Mr Justice Flood said that he preferred the evidence of the plaintiff to that of the defendant's managing director in relation to the conversation authorising him to do the relevant work and in relation to the absence of ladders in the yard. He also said that he was aware of other cases in which a forklift had been used in a similar manner, with somewhat similar results. He said that he was satisfied that the plaintiff was authorised to do the work and that as a matter of probability there was no alternative means of doing it other than using the forklift. However, as the plaintiff was a qualified fitter and mechanic used to dealing with machinery he should have appreciated that his use of the forklift must have been patently dangerous. He found that the defendant was guilty of a want of care for its employee's safety by failing to provide him with appropriate plant and equipment and that the plaintiff was guilty of contributory negligence to the extent of 15 per cent.

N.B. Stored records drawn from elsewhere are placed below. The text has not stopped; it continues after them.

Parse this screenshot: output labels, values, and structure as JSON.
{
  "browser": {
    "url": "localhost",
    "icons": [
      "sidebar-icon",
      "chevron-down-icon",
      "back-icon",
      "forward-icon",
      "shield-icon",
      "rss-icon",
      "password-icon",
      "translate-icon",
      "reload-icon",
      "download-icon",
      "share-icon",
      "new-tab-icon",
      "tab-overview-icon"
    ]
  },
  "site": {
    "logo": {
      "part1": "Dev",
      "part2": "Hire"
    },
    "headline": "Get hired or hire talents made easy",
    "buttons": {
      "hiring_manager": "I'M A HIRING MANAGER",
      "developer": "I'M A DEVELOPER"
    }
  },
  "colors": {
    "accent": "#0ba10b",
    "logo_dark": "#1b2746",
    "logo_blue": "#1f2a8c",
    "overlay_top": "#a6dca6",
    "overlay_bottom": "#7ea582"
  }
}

The plaintiff had sustained a crush injury to his dominant right hand, in which he had broken two fingers and all knuckles. He had lost his ring finger below the bottom knuckle and had had to undergo twelve operations and skin grafting. He was still attending hospital as an out-patient seven months after the accident. As a result, he had difficulty in driving, using spanners and in a variety of everyday activities. He was no longer able to engage in his favourite past-time, clay pigeon-shooting. He still had discomfort and his work now consisted of, in the most part, driving a van and doing light maintenance work.

Mr Justice Flood awarded £47,500 as compensation for the injury and loss already suffered. For future injuries, including the discomfort, cosmetic deformity and reduced ability to apply his trade and engage in his favourite sport, the judge awarded £40,000. Special damages as vouched were also awarded and a decree was given for 85 per cent of the total.

Solicitors: Hughes & Liddy (Dublin) for the plaintiff; City Gate (Dublin) for the defendant.